I wonder if people have the idea that artists drift into their studios with a nice cup of tea in the morning and sit at their easels, immediately entering their magical creative world of making art. Oh how I wish!!
I have always imagined Monet just wandering into his beautiful garden, setting up his easel and painting a masterpiece but even he must have had to prep canvases, buy materials and clean his brushes! My studio descends into creative chaos fairly quickly so there is regular sorting out and tidying up to do – including shifting the odd spider or two! And I’m usually stepping over a dog -or three – while all this is going on. Hamish, the eldest and smallest art critic of the pack, spends his time in the one and only armchair and has to be turfed off for visitors!
Getting it ‘out there.’
Then there’s the whole marketing thing, which does not come naturally to me nor any artists I know! But there’s no point in making lovely art if nobody knows you’re doing it. I have my beautifully designed website which I could never have managed on my own, created by the lovely Lynn (Colony of Ants Web Design) and I am learning how to use social media to connect with people who – hopefully – will enjoy my art. Getting to grips with Instagram stories and reels is a bit of a challenge but I have discovered the beautiful and extremely helpful Natalia @yesartmarketing and am finally beginning to make a bit of headway.
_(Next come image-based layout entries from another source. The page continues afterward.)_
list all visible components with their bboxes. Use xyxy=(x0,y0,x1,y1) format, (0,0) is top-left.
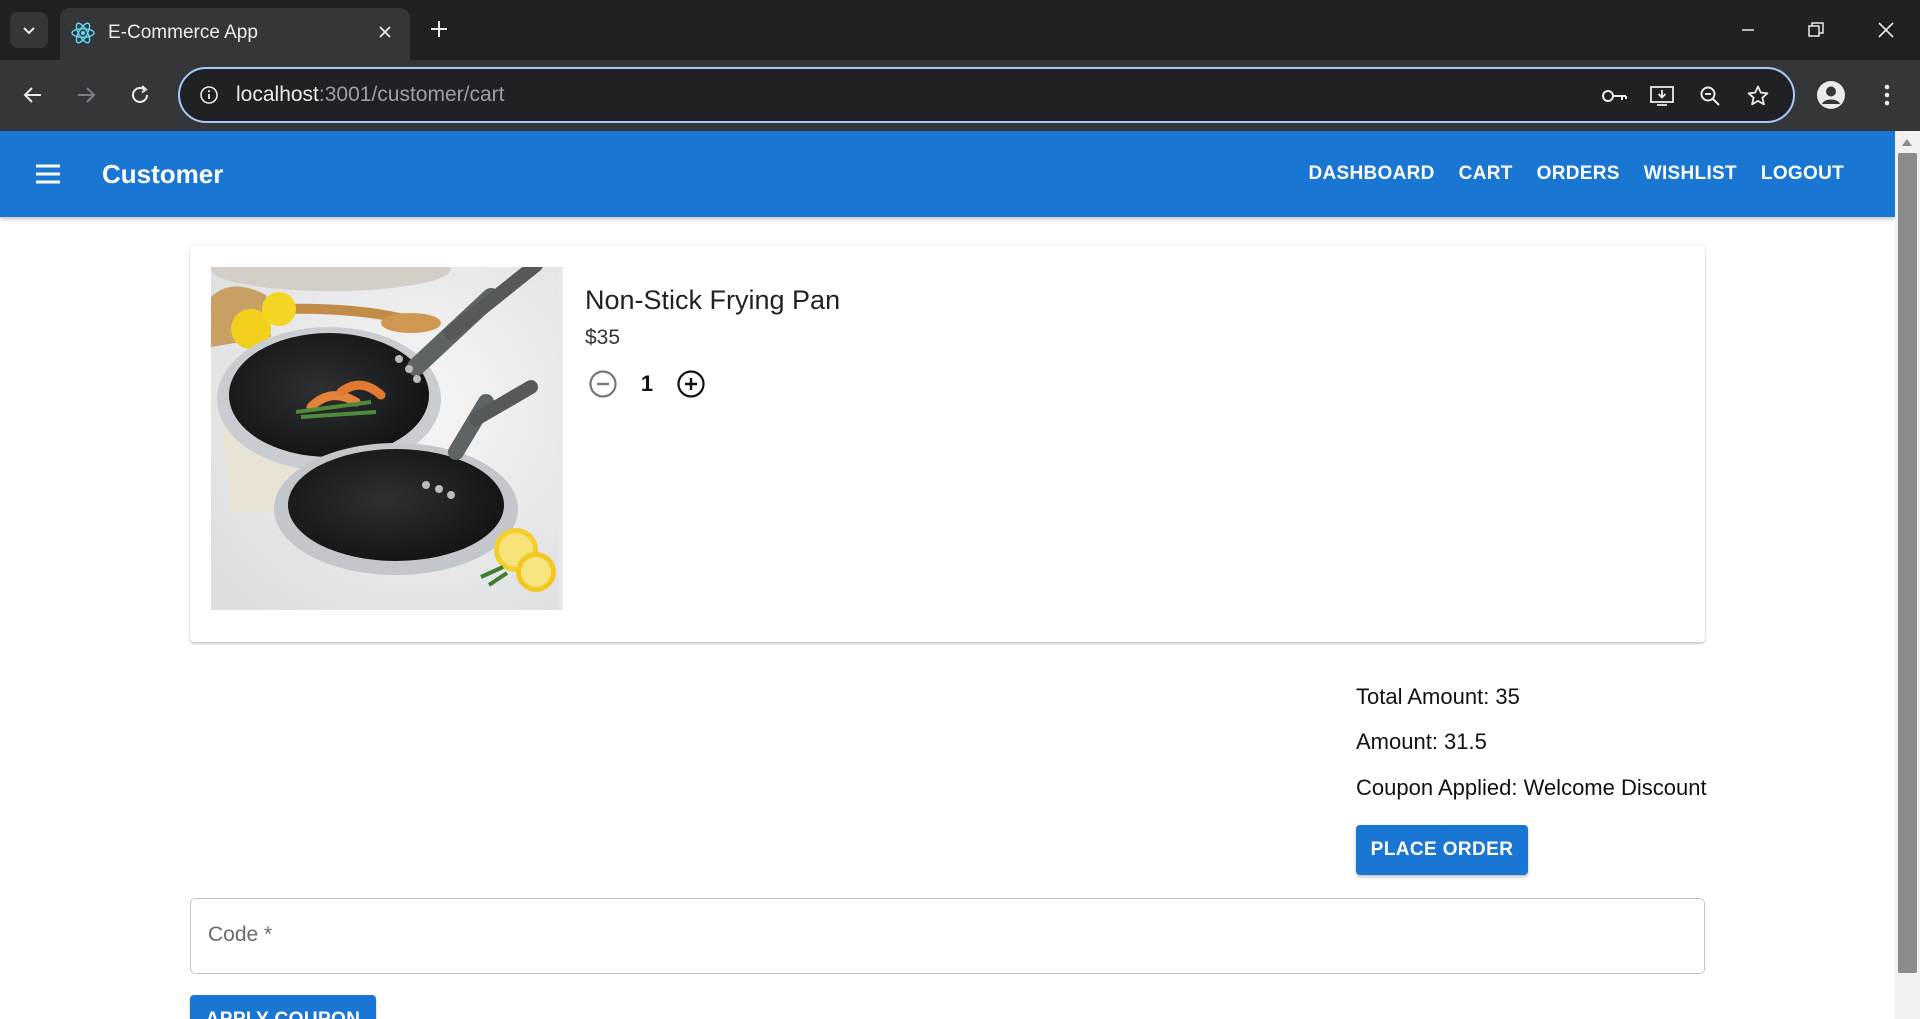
apply-coupon-button[interactable]: APPLY COUPON xyxy=(190,995,376,1019)
product-name: Non-Stick Frying Pan xyxy=(585,285,841,315)
nav-orders[interactable]: ORDERS xyxy=(1526,155,1631,193)
new-tab-button[interactable] xyxy=(424,14,454,44)
site-info-icon[interactable] xyxy=(196,82,222,108)
hamburger-icon xyxy=(36,164,60,184)
reload-icon xyxy=(132,85,148,103)
nav-cart[interactable]: CART xyxy=(1448,155,1524,193)
quantity-stepper: 1 xyxy=(585,366,709,402)
product-image xyxy=(211,267,563,610)
restore-icon xyxy=(1808,22,1824,37)
tab-search-button[interactable] xyxy=(10,12,48,48)
install-app-icon[interactable] xyxy=(1648,82,1676,110)
coupon-code-label: Code * xyxy=(208,923,273,946)
menu-button[interactable] xyxy=(30,156,66,192)
total-amount: Total Amount: 35 xyxy=(1356,684,1520,709)
close-icon xyxy=(379,26,391,38)
browser-menu-button[interactable] xyxy=(1872,78,1902,112)
zoom-icon[interactable] xyxy=(1696,82,1724,110)
top-nav: DASHBOARD CART ORDERS WISHLIST LOGOUT xyxy=(1297,131,1855,217)
nav-logout[interactable]: LOGOUT xyxy=(1750,155,1855,193)
url-text[interactable]: localhost:3001/customer/cart xyxy=(236,83,504,107)
reload-button[interactable] xyxy=(121,76,159,114)
nav-dashboard[interactable]: DASHBOARD xyxy=(1297,155,1445,193)
arrow-left-icon xyxy=(23,87,41,103)
back-button[interactable] xyxy=(14,76,52,114)
window-close-button[interactable] xyxy=(1866,10,1906,50)
quantity-value: 1 xyxy=(640,371,654,396)
nav-wishlist[interactable]: WISHLIST xyxy=(1633,155,1748,193)
coupon-code-input[interactable]: Code * xyxy=(190,898,1705,974)
close-icon xyxy=(1878,22,1894,38)
cart-item-card: Non-Stick Frying Pan $35 1 xyxy=(190,246,1705,642)
chevron-down-icon xyxy=(23,27,35,35)
page-scrollbar[interactable] xyxy=(1895,131,1920,1019)
avatar-icon xyxy=(1817,81,1845,109)
place-order-button[interactable]: PLACE ORDER xyxy=(1356,825,1528,875)
plus-icon xyxy=(431,21,447,37)
decrease-quantity-button[interactable] xyxy=(585,366,621,402)
minus-circle-icon xyxy=(589,370,617,398)
app-title: Customer xyxy=(102,159,224,189)
coupon-applied: Coupon Applied: Welcome Discount xyxy=(1356,775,1707,800)
scroll-up-arrow[interactable] xyxy=(1902,139,1912,146)
more-vertical-icon xyxy=(1884,84,1890,106)
discounted-amount: Amount: 31.5 xyxy=(1356,729,1487,754)
restore-button[interactable] xyxy=(1796,10,1836,50)
minimize-icon xyxy=(1742,29,1754,31)
forward-button[interactable] xyxy=(67,76,105,114)
increase-quantity-button[interactable] xyxy=(673,366,709,402)
scroll-thumb[interactable] xyxy=(1898,153,1917,973)
product-price: $35 xyxy=(585,326,621,349)
plus-circle-icon xyxy=(677,370,705,398)
bookmark-star-icon[interactable] xyxy=(1744,82,1772,110)
browser-tab[interactable]: E-Commerce App xyxy=(60,8,410,60)
page-viewport: Customer DASHBOARD CART ORDERS WISHLIST … xyxy=(0,131,1920,1019)
app-bar: Customer DASHBOARD CART ORDERS WISHLIST … xyxy=(0,131,1895,217)
tab-close-button[interactable] xyxy=(372,19,398,45)
address-bar[interactable]: localhost:3001/customer/cart xyxy=(178,67,1795,123)
tab-title: E-Commerce App xyxy=(108,22,258,43)
profile-button[interactable] xyxy=(1814,78,1848,112)
browser-tab-bar: E-Commerce App xyxy=(0,0,1920,60)
react-icon xyxy=(71,22,95,44)
browser-toolbar: localhost:3001/customer/cart xyxy=(0,60,1920,131)
arrow-right-icon xyxy=(78,87,96,103)
minimize-button[interactable] xyxy=(1728,10,1768,50)
password-key-icon[interactable] xyxy=(1600,82,1628,110)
Sometimes its good to admit you don’t know everything and to get a bit of help.
The artist’s year is actually busier than you might think. There are usually exhibitions to prepare for in spring, summer and autumn, so not only do you need a body of work ready to exhibit but there’s a ton of admin in terms of paperwork including photos, application forms, and fees to attend to. And – for the technically challenged like myself – another whole minefield of taking photos, converting to jpegs or whatever, and resizing them so they are the right file size for wherever they are going. And if I sound like I know what I’m talking about that’s a fluke! Plus, I’m hopeless with any sort of power tool so himself has to be asked to fit mirror plates to the picture frames as most exhibition spaces demand them for health and safety.
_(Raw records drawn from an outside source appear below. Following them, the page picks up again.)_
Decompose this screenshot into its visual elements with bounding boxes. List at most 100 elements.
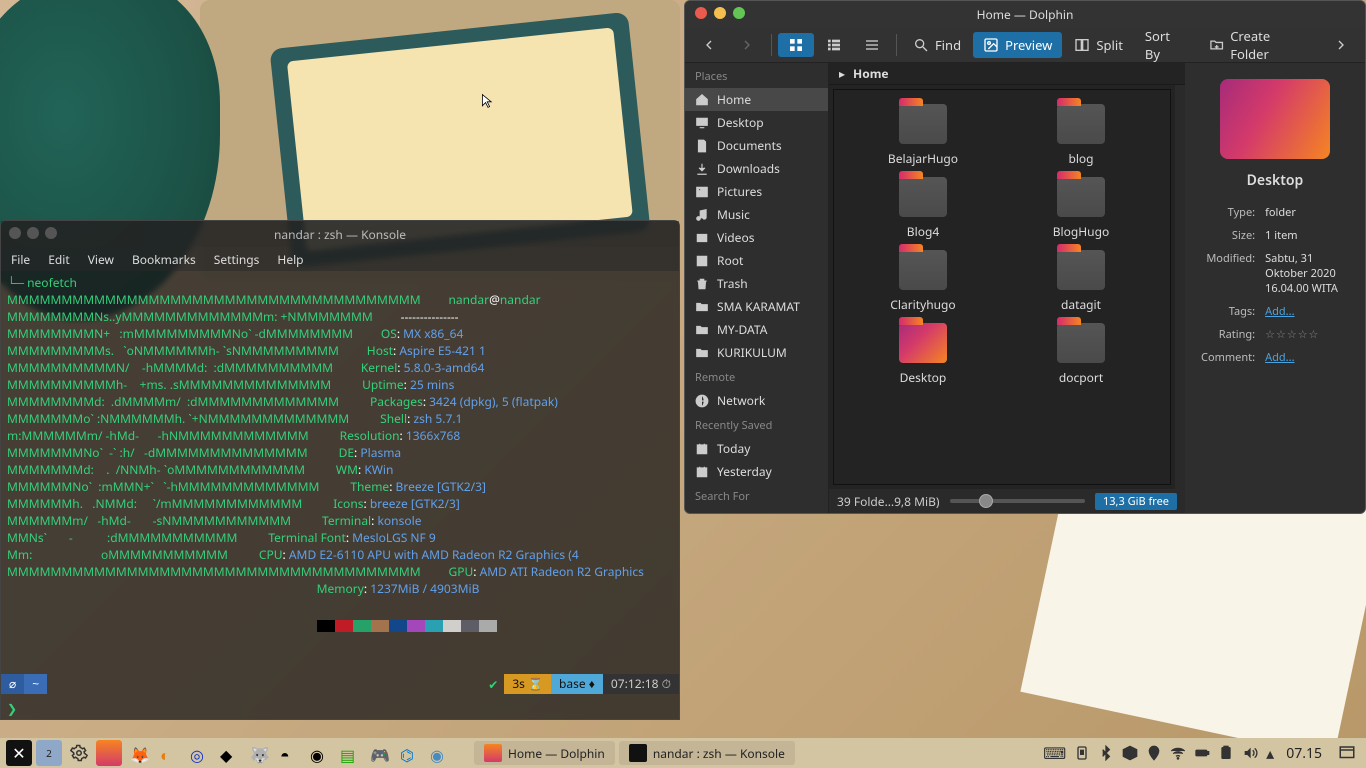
- files-icon[interactable]: [96, 740, 122, 766]
- menu-edit[interactable]: Edit: [48, 251, 69, 268]
- view-icons-button[interactable]: [778, 33, 814, 57]
- folder-blog[interactable]: blog: [1011, 104, 1151, 167]
- dolphin-window[interactable]: Home — Dolphin Find Preview Split Sort B…: [684, 0, 1366, 514]
- obs-icon[interactable]: ◉: [306, 740, 332, 766]
- godot-icon[interactable]: ◉: [426, 740, 452, 766]
- settings-icon[interactable]: [66, 740, 92, 766]
- documents-icon: [695, 513, 709, 514]
- preview-button[interactable]: Preview: [973, 32, 1062, 58]
- app-launcher-icon[interactable]: ✕: [6, 740, 32, 766]
- maximize-icon[interactable]: [733, 7, 745, 19]
- menu-help[interactable]: Help: [277, 251, 303, 268]
- sidebar-item-documents[interactable]: Documents: [685, 134, 828, 157]
- view-compact-button[interactable]: [816, 33, 852, 57]
- terminal-cursor-line[interactable]: ❯: [7, 702, 17, 717]
- volume-icon[interactable]: [1242, 745, 1258, 761]
- back-button[interactable]: [691, 33, 727, 57]
- package-icon[interactable]: [1122, 745, 1138, 761]
- pager[interactable]: 2: [36, 740, 62, 766]
- konsole-menubar[interactable]: File Edit View Bookmarks Settings Help: [1, 247, 679, 271]
- forward-button[interactable]: [729, 33, 765, 57]
- sidebar-item-network[interactable]: Network: [685, 389, 828, 412]
- firefox-icon[interactable]: 🦊: [126, 740, 152, 766]
- folder-docport[interactable]: docport: [1011, 323, 1151, 386]
- libreoffice-icon[interactable]: ▤: [336, 740, 362, 766]
- task-dolphin[interactable]: Home — Dolphin: [474, 741, 615, 765]
- sidebar-item-yesterday[interactable]: Yesterday: [685, 460, 828, 483]
- sidebar-item-my-data[interactable]: MY-DATA: [685, 318, 828, 341]
- clock[interactable]: 07.15: [1278, 744, 1330, 763]
- terminal-prompt[interactable]: ⌀ ~ ✔ 3s ⌛ base ♦ 07:12:18 ⏱: [1, 673, 679, 695]
- folder-clarityhugo[interactable]: Clarityhugo: [853, 250, 993, 313]
- folder-grid[interactable]: BelajarHugo blog Blog4 BlogHugo Clarityhugo d…: [833, 89, 1171, 485]
- show-desktop-icon[interactable]: [1334, 740, 1360, 766]
- davinci-icon[interactable]: ◓: [276, 740, 302, 766]
- konsole-window[interactable]: nandar : zsh — Konsole File Edit View Bo…: [0, 220, 680, 720]
- find-button[interactable]: Find: [903, 32, 971, 58]
- window-controls[interactable]: [9, 227, 57, 239]
- sidebar-item-downloads[interactable]: Downloads: [685, 157, 828, 180]
- wifi-icon[interactable]: [1170, 745, 1186, 761]
- dolphin-sidebar[interactable]: PlacesHomeDesktopDocumentsDownloadsPictu…: [685, 63, 829, 513]
- clipboard-icon[interactable]: [1218, 745, 1234, 761]
- sidebar-item-pictures[interactable]: Pictures: [685, 180, 828, 203]
- minimize-icon[interactable]: [27, 227, 39, 239]
- menu-bookmarks[interactable]: Bookmarks: [132, 251, 196, 268]
- minimize-icon[interactable]: [714, 7, 726, 19]
- sidebar-item-trash[interactable]: Trash: [685, 272, 828, 295]
- view-details-button[interactable]: [854, 33, 890, 57]
- audacity-icon[interactable]: ◎: [186, 740, 212, 766]
- folder-desktop[interactable]: Desktop: [853, 323, 993, 386]
- close-icon[interactable]: [9, 227, 21, 239]
- zoom-slider[interactable]: [950, 499, 1085, 503]
- scrollbar[interactable]: [1175, 85, 1185, 489]
- split-button[interactable]: Split: [1064, 32, 1133, 58]
- game-icon[interactable]: 🎮: [366, 740, 392, 766]
- bluetooth-icon[interactable]: [1098, 745, 1114, 761]
- create-folder-button[interactable]: Create Folder: [1199, 23, 1319, 67]
- add-comment-link[interactable]: Add...: [1265, 350, 1294, 365]
- dolphin-titlebar[interactable]: Home — Dolphin: [685, 1, 1365, 27]
- gimp-icon[interactable]: 🐺: [246, 740, 272, 766]
- sidebar-item-today[interactable]: Today: [685, 437, 828, 460]
- folder-bloghugo[interactable]: BlogHugo: [1011, 177, 1151, 240]
- keyboard-icon[interactable]: ⌨: [1043, 742, 1066, 764]
- battery-icon[interactable]: [1194, 745, 1210, 761]
- sidebar-item-root[interactable]: Root: [685, 249, 828, 272]
- maximize-icon[interactable]: [45, 227, 57, 239]
- menu-settings[interactable]: Settings: [214, 251, 260, 268]
- breadcrumb-home[interactable]: Home: [853, 65, 889, 82]
- menu-view[interactable]: View: [88, 251, 114, 268]
- sidebar-item-music[interactable]: Music: [685, 203, 828, 226]
- location-icon[interactable]: [1146, 745, 1162, 761]
- folder-belajarhugo[interactable]: BelajarHugo: [853, 104, 993, 167]
- sidebar-item-desktop[interactable]: Desktop: [685, 111, 828, 134]
- window-controls[interactable]: [695, 7, 745, 19]
- blender-icon[interactable]: ◐: [156, 740, 182, 766]
- sidebar-item-videos[interactable]: Videos: [685, 226, 828, 249]
- folder-icon: [899, 323, 947, 363]
- system-tray[interactable]: ⌨ ▴: [1043, 742, 1274, 764]
- updates-icon[interactable]: [1074, 745, 1090, 761]
- tray-expand-icon[interactable]: ▴: [1266, 742, 1274, 764]
- folder-blog4[interactable]: Blog4: [853, 177, 993, 240]
- task-konsole[interactable]: nandar : zsh — Konsole: [619, 741, 795, 765]
- terminal-output[interactable]: └─ neofetch MMMMMMMMMMMMMMMMMMMMMMMMMMMM…: [1, 271, 679, 695]
- folder-datagit[interactable]: datagit: [1011, 250, 1151, 313]
- add-tags-link[interactable]: Add...: [1265, 304, 1294, 319]
- taskbar[interactable]: ✕ 2 🦊 ◐ ◎ ◆ 🐺 ◓ ◉ ▤ 🎮 ⌬ ◉ Home — Dolphin…: [0, 738, 1366, 768]
- konsole-titlebar[interactable]: nandar : zsh — Konsole: [1, 221, 679, 247]
- overflow-button[interactable]: [1323, 33, 1359, 57]
- sidebar-item-documents[interactable]: Documents: [685, 508, 828, 513]
- sidebar-item-home[interactable]: Home: [685, 88, 828, 111]
- inkscape-icon[interactable]: ◆: [216, 740, 242, 766]
- sidebar-item-kurikulum[interactable]: KURIKULUM: [685, 341, 828, 364]
- sidebar-item-sma-karamat[interactable]: SMA KARAMAT: [685, 295, 828, 318]
- menu-file[interactable]: File: [11, 251, 30, 268]
- dolphin-toolbar[interactable]: Find Preview Split Sort By Create Folder: [685, 27, 1365, 63]
- vscode-icon[interactable]: ⌬: [396, 740, 422, 766]
- close-icon[interactable]: [695, 7, 707, 19]
- breadcrumb[interactable]: ▸ Home: [829, 63, 1185, 85]
- rating-stars[interactable]: ☆☆☆☆☆: [1263, 324, 1351, 345]
- sort-button[interactable]: Sort By: [1135, 23, 1197, 67]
Then we have the annual Art Trail when local artists open their studios for visitors. Prep here usually involves making cakes which is no hardship! And again having work to sell, including greeting cards and unframed pictures so that there is a wide range of things for folk to choose from should they wish to buy.
Painting! Painting itself is pure pleasure. Another world where I get to play with colour and texture, and to fill a canvas with feelings, memories and impressions of things I love. Its a way of becoming completely mindful and lost in the moment. Sometimes it flows and sometimes its a push and pull until I can finally get onto the canvas what I have in my head. Occasionally the paint all gets scraped off and I start again. Whether its the buttery feel of oil paint, the softness of pastel or the transulscent effects of watercolour, I get lost in the magic. I lose all sense of time and am always pleasantly surprised when the studio door opens and in comes himself with a cup of coffee and a snack. In the winter when its cold and damp outside and the studio log burner is lit, we sometimes have lunch in there too – to be shared with the dogs needless to say!
Passing on the Love
Pure joy is when somebody, somewhere, sees a piece of my art and connects with it. This is usually an immediate emotional response to a painting, it just resonates with them. On occasion they may generously take the time to let me know they like it and why – which fills me full of happy butterflies!
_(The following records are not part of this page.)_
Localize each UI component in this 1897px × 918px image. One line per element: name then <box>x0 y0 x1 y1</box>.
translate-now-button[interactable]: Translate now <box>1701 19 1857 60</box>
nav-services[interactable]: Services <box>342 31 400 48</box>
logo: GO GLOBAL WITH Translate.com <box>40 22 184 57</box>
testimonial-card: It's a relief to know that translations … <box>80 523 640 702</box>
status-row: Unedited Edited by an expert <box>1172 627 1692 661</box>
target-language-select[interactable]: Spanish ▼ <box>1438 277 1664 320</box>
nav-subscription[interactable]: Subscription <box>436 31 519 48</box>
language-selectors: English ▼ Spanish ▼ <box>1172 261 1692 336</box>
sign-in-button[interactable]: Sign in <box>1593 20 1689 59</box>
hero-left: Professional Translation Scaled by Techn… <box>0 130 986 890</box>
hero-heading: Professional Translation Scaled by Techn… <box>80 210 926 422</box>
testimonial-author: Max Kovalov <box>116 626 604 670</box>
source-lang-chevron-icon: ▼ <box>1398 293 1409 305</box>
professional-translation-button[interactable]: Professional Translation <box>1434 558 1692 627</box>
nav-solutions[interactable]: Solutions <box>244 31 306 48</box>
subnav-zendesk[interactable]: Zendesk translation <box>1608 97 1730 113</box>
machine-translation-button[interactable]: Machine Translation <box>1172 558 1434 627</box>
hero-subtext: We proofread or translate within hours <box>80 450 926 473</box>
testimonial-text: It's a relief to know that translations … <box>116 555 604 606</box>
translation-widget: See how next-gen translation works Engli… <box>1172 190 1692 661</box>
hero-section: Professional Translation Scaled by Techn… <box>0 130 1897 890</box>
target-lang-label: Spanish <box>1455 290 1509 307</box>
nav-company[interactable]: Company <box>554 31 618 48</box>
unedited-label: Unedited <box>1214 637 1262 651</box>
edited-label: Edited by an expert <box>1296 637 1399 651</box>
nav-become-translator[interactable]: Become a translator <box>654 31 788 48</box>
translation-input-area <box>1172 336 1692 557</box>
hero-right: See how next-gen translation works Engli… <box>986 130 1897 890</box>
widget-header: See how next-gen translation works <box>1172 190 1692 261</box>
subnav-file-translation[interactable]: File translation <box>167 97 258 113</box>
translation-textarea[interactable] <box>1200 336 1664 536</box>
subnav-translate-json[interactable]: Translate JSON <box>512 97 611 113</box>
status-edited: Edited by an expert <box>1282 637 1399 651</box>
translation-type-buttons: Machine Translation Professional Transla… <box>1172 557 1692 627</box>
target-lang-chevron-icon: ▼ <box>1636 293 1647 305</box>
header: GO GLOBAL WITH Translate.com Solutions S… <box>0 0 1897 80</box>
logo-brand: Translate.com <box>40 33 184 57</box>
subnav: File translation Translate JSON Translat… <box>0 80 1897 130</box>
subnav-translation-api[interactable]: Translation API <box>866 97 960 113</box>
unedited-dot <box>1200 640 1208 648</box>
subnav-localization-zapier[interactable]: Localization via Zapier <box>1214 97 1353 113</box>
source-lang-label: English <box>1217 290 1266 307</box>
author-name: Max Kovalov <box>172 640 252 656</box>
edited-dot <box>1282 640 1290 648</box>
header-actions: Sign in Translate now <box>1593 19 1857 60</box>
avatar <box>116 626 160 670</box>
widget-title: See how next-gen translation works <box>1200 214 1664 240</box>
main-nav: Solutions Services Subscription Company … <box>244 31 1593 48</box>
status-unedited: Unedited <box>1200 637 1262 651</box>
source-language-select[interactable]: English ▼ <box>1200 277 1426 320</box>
And when somebody loves my art enough to want to own it, then that’s the high point for me – the knowledge that they will enjoy and take pleasure in that painting for years to come. My hope is that it will bring colour, enjoyment and happiness to their home and enrich their lives. It feels like passing on the love I felt as I was creating it in my studio.
So far this summer I have sold four paintings to absolutely lovely people who obviously ‘get’ my art – it’s such a thrill and I couldn’t be happier, or indeed more grateful.